Every day Stephen King and I both:
1. Get up
2. Terrify People
3. Tweet
If the future is now, then how come the pizza I’m gonna order later isn’t here yet?
My husband asked me to do something creative in the bedroom, so I positioned my three dogs in the shape of a heart and went to sleep.
Her: I’m not going to keep pausing the movie to explain it to you
Me: I just have a hard time understanding
Her: they’re in that position bc he delivered the pizza but she doesn’t have any money
you know that feeling, as a kid, you’re out shopping with your mom, and
shopkeeper, be like $1,200,
then mom, without shame, be like $17.so you jump to death from the check-out desk.
[pulls away from kissing] do you ever pretend nfl players with dreadlocks swinging around under their helmets are predators
I posted “Happy Almost Mother’s Day!” on this chick I grew up with’s Facebook page, guess I was the only one who remembered her abortion.
I love the National Park Service.
Whoever coined the term sticktoitiveness really got away with some bullshit there
I got mood poisoning. Must have been something I hate.
My husband is a mumbler, but that doesn’t stop him from telling me I’m beautiful… I’m pretty sure that’s what he’s saying anyway.
If you complain about not being able to find your boyfriends name on a keychain that store will think you have a boyfriend
*waves arm in the direction of the lake*
One day, all this will be yours.
12: Are you threatening to drown me?
Me: Just make your bed, k?
Recently in Miami, I was so excited to see my wife and 8YO on the jet ski, for the first time. I screamed, shouted and kept waving at them. When they came back, I realized I was cheering a wrong family the whole time
Welcome to “I HEARD THE CAT PUKE BUT DON’T KNOW WHERE” the game where your eyes try to find it before your feet do.
I think all the people named Shawn, Sean and Shaun should fight onto death and the winner gets to keep the name.
I’m sick and I’m going to work today; so if there’s some kind of Contagion-level outbreak, I’m your patient-zero.
A walk in the woods helps me relax and release tension.
The fact that I’m dragging a body behind me should be irrelevant
I would correct your grammar but you don’t use any.
Not saying I deserve a gold medal in parenting, but it’s 4:47 PM and my 4yo just yelled “FINE THEN, I’M GOING TO BED!” So you be the judge.
I need to do some tidying up around here so I’ll start with finishing this box of wine to free up some counter space
*smokes fat doobie*
*enters hotdog eating contest*
*sets Guinness World Record*
*gets disqualified for using performance-enhancing drugs*
How long are you supposed to rest in between sets at the gym?
Please say like 5 months?
Got the dermatologist recommended detergent and dryer sheets and I’m pretty sure it would’ve been cheaper to just buy a whole new body.
Me to my daughters:
Someday this will all be yours.*motions to bed covered with clothes, 43 pairs of shoes on the floor and 12 stray cats*
*at museum*
Date: this place is so cool, what’s your favourite exhibit here?
Me: I like the room with all the fluffy things
Date: the what?

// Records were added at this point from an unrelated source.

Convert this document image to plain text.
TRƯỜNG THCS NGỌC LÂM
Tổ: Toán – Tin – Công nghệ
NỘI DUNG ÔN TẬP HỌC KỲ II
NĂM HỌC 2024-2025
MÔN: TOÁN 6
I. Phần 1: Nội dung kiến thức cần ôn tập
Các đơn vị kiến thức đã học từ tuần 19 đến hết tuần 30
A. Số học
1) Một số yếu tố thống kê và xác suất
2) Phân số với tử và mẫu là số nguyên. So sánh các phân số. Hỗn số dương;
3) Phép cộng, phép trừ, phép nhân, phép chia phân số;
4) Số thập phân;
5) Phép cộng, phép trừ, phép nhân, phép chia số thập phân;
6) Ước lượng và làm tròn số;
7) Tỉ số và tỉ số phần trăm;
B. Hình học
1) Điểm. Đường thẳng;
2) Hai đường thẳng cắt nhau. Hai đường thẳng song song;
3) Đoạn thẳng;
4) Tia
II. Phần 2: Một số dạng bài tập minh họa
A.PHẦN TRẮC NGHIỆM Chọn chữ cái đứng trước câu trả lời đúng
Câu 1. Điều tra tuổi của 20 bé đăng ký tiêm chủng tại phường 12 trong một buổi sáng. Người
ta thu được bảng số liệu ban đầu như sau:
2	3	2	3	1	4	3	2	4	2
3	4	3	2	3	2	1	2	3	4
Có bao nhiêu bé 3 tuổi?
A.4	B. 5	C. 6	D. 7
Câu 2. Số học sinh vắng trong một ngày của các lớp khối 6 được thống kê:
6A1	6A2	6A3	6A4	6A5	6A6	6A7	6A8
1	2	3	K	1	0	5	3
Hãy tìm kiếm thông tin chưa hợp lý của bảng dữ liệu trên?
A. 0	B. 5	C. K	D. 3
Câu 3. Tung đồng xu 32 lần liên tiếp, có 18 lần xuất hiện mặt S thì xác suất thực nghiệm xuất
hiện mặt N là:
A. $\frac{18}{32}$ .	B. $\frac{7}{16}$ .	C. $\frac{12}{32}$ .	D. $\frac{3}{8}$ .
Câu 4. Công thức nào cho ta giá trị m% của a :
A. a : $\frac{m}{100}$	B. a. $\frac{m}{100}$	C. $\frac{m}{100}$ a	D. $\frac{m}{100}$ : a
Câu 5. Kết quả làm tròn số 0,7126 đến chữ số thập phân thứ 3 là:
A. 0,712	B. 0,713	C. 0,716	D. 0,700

Wait do you mean the coat room? Dude they have spaceships and all sorts here
Me: *staring into muddle distance* so much fluffy
If someone is throwing shade, they’re doing you a favor. Use it, avoid sun damage; let your perfect skin be something else for them to hate.
I wonder what the part of my brain that used to store people’s phone numbers is doing now.